Barcelona, ​​20 de diciembre de 2015

La alegría no es tarea fácil. Nunca lo ha sido. Tampoco hoy.
Los sociólogos de la salud que analizan la epidemia moderna del pesimismo y la depresión piensan que estamos pasando de la era de la ansiedad a la de la melancolía.
No encontramos descanso en nada. Nos falta nutrir la alegría de vivir y no sabemos con qué.

No debemos confundir la alegría con el sentido del humor.
Saber reírse de uno mismo y de las fatalidades de la vida y hacerlo con ternura y piedad hace bien a la persona.
El buen humor se niega a que el sufrimiento y la frustración se impongan. Por ello, el humor ayuda a mantener la alegría y, sobre todo, ayuda a vivir.
Pero la alegría es otra cosa.

Tampoco debemos identificarla con el optimismo que es la inclinación a esperar siempre lo mejor.
Optimista no es verlo todo de color de rosa. No es sustituir la esperanza alimentando ilusiones baratas y falsas.
El optimista elige la vida de manera positiva y eso es bueno porque nos da fuerzas ante la prueba.

La alegría nace de las profundidades de la persona y la impregna entera.
La alegría
-otorga una luz nueva a la existencia
-hace vivir con una confianza básica
-lleva a la persona a darse, a abrirse a estrechar los vínculos de amistad y de confianza compartida.

Quien vive con alegría no es indiferente a los sufrimientos de los demás. El dolor del vecino no le incomoda, sino que lo conmueve y lo empuja a ayudarle.
La auténtica alegría no se fabrica desde fuera introduciendo en nuestra vida
-diversiones
-entretenimientos
-frivolidades. Nada de eso.
Brota de dentro.

De hecho, la alegría emerge cuando aprendemos a vivir en la verdad y en el amor.
La alegría es lo mejor de una existencia vivida de manera sana desde la raíz.

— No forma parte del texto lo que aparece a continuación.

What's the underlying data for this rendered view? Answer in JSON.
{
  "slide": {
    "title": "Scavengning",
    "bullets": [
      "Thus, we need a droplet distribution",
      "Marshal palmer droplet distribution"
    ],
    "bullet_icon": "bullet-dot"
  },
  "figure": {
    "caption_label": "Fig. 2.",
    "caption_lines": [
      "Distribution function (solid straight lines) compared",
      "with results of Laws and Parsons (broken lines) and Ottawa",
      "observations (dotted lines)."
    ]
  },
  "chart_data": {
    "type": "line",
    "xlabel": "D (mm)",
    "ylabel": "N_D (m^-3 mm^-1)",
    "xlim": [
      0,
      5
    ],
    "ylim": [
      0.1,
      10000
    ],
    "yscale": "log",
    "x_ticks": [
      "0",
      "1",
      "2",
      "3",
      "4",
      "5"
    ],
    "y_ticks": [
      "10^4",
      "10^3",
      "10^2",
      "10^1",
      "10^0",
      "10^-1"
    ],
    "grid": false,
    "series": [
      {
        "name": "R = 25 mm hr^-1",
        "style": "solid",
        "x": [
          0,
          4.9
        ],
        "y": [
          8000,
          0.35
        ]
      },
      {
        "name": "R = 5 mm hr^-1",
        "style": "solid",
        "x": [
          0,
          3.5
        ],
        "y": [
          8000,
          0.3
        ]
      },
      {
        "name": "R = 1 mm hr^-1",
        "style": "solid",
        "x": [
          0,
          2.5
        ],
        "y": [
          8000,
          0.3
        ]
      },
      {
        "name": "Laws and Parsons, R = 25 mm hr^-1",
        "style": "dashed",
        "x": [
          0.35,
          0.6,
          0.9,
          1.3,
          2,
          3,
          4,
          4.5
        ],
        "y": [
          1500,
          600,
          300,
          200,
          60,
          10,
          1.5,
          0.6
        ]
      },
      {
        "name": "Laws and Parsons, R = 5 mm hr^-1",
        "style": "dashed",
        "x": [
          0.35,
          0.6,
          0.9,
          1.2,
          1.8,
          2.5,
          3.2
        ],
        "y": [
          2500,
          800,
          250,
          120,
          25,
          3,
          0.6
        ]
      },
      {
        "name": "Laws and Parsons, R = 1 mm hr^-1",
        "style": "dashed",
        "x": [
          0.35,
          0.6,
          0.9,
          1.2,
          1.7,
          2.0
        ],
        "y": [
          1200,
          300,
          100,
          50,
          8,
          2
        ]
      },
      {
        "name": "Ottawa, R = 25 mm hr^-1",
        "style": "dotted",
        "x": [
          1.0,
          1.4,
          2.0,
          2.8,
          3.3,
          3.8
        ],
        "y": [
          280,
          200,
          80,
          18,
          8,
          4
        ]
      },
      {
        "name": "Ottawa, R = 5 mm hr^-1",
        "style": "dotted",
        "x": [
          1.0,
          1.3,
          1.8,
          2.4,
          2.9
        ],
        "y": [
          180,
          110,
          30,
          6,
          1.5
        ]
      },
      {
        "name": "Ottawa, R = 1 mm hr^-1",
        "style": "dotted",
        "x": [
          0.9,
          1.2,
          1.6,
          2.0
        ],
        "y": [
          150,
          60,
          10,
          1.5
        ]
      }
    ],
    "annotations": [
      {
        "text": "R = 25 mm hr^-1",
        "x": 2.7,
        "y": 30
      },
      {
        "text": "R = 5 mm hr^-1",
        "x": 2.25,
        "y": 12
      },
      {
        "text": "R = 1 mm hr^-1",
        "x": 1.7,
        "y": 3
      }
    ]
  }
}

Los creyentes dicen con frecuencia que Dios es fuente de alegría. Y es así, porque Dios nos invita a vivir, no a escondernos y a deprimirnos.
Ahí está la alegría de vivir.

En el pórtico de Navidad nos invita a escuchar las mismas palabras que María: "Alégrate, el Señor está contigo."
La alegría resulta más fácil cuando uno sabe que no está solo, perdido en la vida, lanzado en la cuneta del vivir.
Navidad es el anuncio de esta gran noticia: ninguna persona humana nunca está sola.

¿Por qué?
Porque a todos nos acompaña Dios.

Nosotros, ¿realmente nos dejamos acompañar?
¿Sabemos agradecer la vecindad divina?
¿Sabemos y queremos ofrecer la nuestra de manera leal y desinteresada?